Na semana em que é celebrado o Dia Internacional dos Povos Indígenas — comemorado em 9 de agosto, sábado, o Brasil realizou a 1ª Conferência Nacional das Mulheres Indígenas, iniciada na segunda-feira (4/8) em Brasília.

O evento reuniu cerca de 5 mil mulheres indígenas dos seis biomas brasileiros, marcando um momento inédito de escuta ativa e formulação de políticas públicas voltadas especificamente para as necessidades dessas mulheres.

Com o tema “Mulheres Guardiãs do Planeta pela cura da Terra”, a conferência foi coordenada pelo Ministério dos Povos Indígenas e pelo Ministério das Mulheres, com apoio da Articulação Nacional das Mulheres Indígenas Guerreiras da Ancestralidade.

A programação ocorreu paralelamente à IV Marcha das Mulheres Indígenas, que foi finalizada na quinta-feira (7/8), com uma marcha até o Congresso Nacional e um ato político-cultural às 14h.

 IV Marcha das Mulheres Indígenas
(Foto: Fabio Rodrigues-Pozzebom)

Durante o programa “Bom Dia, Ministra”, a titular do Ministério dos Povos Indígenas, Sonia Guajajara, destacou o caráter pioneiro do encontro, classificando-o como resultado direto da luta histórica das mulheres indígenas por reconhecimento e espaço nas políticas públicas.

“É importante ressaltar que as mulheres indígenas sempre fizeram suas mobilizações, suas demandas e lutas.
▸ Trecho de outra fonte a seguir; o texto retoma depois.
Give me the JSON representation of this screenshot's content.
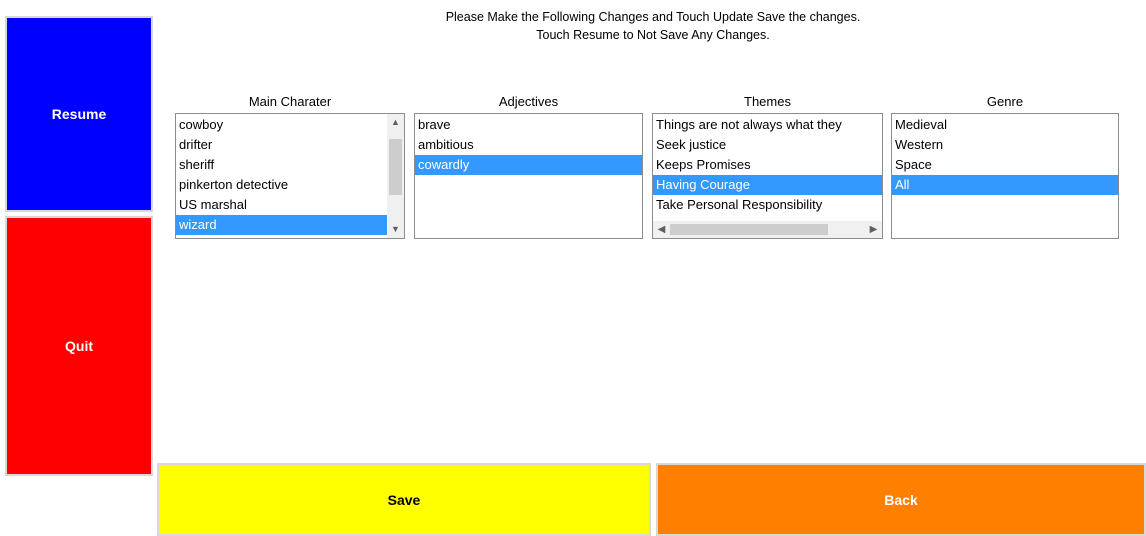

A IV Marcha das Mulheres Indígenas traz as mulheres e discute seus problemas. Com o Ministério dos Povos Indígenas e o Ministério das Mulheres atuantes, entendemos que era importante essa parceria dos dois ministérios para realizar também, junto com a marcha, a 1ª Conferência Nacional das Mulheres Indígenas para discutir políticas específicas para as mulheres indígenas, considerando que elas têm demandas diferentes”, afirmou a ministra.

Ministra Sonia Guajajara
A ministra dos Povos Indígenas, Sonia Guajajara (Foto: Agência Brasil)
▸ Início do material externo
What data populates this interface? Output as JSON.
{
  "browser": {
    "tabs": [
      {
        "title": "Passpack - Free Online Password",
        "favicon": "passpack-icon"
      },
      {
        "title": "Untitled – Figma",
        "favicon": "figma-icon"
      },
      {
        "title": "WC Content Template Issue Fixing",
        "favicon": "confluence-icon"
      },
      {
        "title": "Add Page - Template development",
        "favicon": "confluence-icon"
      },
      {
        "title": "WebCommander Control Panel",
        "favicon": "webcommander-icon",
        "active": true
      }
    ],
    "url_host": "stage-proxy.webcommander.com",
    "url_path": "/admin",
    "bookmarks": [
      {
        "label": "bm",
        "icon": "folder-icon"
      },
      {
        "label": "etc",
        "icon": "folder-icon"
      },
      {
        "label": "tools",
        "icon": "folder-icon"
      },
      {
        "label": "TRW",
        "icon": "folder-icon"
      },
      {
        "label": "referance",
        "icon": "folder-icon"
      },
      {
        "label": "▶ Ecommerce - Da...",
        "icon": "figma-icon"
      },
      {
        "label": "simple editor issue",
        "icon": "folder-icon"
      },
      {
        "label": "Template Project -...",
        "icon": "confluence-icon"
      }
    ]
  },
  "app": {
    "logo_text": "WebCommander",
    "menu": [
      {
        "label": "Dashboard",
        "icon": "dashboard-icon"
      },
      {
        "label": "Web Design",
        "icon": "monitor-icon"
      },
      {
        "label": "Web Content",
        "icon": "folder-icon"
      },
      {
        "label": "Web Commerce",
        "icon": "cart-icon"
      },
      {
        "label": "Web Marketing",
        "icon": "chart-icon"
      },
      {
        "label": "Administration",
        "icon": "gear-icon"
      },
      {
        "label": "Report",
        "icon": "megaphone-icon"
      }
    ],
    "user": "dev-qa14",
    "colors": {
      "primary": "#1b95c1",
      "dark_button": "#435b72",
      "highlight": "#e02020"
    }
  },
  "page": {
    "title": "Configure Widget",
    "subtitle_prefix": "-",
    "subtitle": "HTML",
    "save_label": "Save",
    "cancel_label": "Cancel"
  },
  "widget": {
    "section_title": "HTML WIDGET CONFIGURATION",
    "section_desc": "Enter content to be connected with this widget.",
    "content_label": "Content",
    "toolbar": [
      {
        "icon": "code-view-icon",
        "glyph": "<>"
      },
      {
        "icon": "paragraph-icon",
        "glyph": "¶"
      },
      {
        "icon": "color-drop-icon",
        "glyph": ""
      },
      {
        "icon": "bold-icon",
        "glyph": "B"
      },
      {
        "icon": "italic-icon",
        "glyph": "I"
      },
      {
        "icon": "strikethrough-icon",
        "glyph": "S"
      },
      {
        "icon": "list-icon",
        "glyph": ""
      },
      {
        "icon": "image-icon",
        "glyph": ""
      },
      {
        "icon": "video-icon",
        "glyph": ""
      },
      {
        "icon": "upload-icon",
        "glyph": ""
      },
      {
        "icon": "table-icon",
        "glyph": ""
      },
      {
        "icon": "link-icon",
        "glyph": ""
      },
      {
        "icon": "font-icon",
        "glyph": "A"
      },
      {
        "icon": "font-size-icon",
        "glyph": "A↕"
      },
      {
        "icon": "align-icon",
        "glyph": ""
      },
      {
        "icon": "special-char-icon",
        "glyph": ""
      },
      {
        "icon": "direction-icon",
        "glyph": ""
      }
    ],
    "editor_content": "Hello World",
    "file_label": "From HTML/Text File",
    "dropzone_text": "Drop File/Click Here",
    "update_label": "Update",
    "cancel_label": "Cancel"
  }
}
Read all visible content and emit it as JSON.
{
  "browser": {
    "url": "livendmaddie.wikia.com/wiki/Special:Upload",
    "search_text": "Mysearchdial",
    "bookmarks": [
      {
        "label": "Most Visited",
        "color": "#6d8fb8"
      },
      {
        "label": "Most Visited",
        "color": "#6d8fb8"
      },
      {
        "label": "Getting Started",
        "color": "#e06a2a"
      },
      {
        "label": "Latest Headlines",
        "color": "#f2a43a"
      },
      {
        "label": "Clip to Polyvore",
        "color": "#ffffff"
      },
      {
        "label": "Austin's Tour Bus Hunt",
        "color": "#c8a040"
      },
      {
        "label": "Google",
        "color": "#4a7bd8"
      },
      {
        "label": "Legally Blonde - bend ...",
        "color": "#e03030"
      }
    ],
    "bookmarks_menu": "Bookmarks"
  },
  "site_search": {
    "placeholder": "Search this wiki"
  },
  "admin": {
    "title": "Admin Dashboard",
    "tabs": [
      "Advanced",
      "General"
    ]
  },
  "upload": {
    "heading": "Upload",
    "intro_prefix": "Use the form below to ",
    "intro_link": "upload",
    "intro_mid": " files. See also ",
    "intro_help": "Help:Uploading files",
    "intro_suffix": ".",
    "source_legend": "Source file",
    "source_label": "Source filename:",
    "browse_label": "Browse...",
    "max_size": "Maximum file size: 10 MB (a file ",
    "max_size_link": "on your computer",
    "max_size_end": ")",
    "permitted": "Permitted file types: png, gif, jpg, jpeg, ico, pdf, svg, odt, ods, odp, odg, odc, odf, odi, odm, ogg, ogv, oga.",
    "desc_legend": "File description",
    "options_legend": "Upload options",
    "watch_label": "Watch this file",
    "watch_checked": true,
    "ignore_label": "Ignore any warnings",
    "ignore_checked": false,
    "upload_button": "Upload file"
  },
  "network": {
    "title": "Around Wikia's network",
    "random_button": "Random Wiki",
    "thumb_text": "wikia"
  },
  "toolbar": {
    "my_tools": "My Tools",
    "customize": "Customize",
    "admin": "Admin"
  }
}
A proposta central da conferência é a construção do Plano Nacional de Políticas para as Mulheres Indígenas, a partir das discussões e propostas colhidas ao longo dos três dias de atividades. Ao final do evento, serão apresentadas 50 propostas prioritárias ao Governo Federal, com o objetivo de orientar ações concretas para essa população.


Saiba mais:


Guajajara anunciou ainda que será assinada uma portaria conjunta entre o Ministério dos Povos Indígenas e o Ministério das Mulheres, instituindo um grupo de trabalho encarregado de elaborar o plano.
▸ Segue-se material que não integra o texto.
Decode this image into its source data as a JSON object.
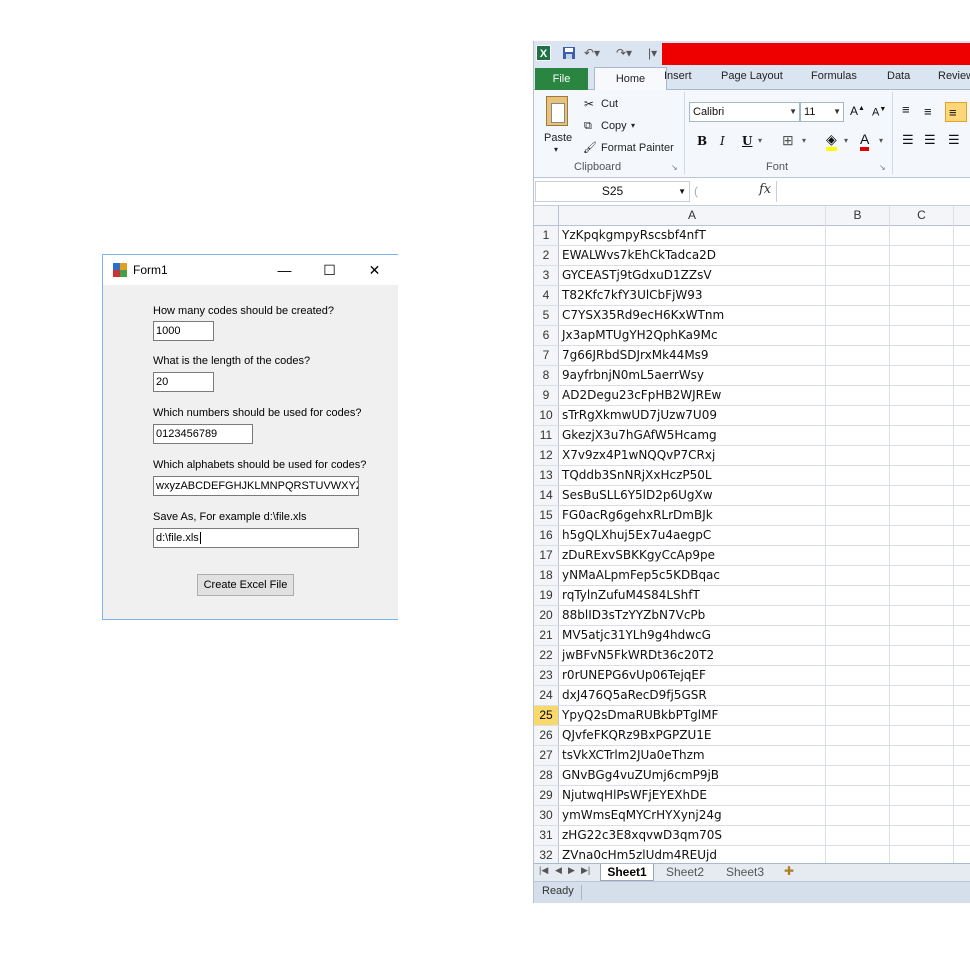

“E viemos nesse grupo de 5 mil mulheres de todos os estados, de todos os biomas, para juntas a gente trazer subsídios e entregar ao Governo Federal, para construir um Plano Nacional de Políticas para as Mulheres Indígenas. Hoje iremos encerrar os debates, serão 50 propostas prioritárias e vamos assinar uma portaria conjunta, instituindo um grupo de trabalho para dar andamento à construção desse plano”, declarou.

Políticas públicas

Apesar de avanços nos últimos anos, a ministra destacou que mulheres indígenas continuam enfrentando grandes dificuldades para acessar as políticas públicas existentes, seja pela distância geográfica de suas comunidades, seja por barreiras linguísticas e culturais.

“Já existem instrumentos do Estado para as mulheres, mas as mulheres indígenas ainda têm muita dificuldade de acessar esses órgãos e instrumentos, tanto pelo distanciamento e o difícil acesso, como a questão da língua, que também é um entrave para serem compreendidas nesses espaços. Então, a gente trouxe esses temas centrais, como o direito à terra e a gestão territorial, mulheres indígenas frente às emergências climáticas, trazendo também os produtos da bioeconomia produzido pelas mulheres indígenas, a saúde, educação e o combate à violência de gênero”, afirmou Guajajara.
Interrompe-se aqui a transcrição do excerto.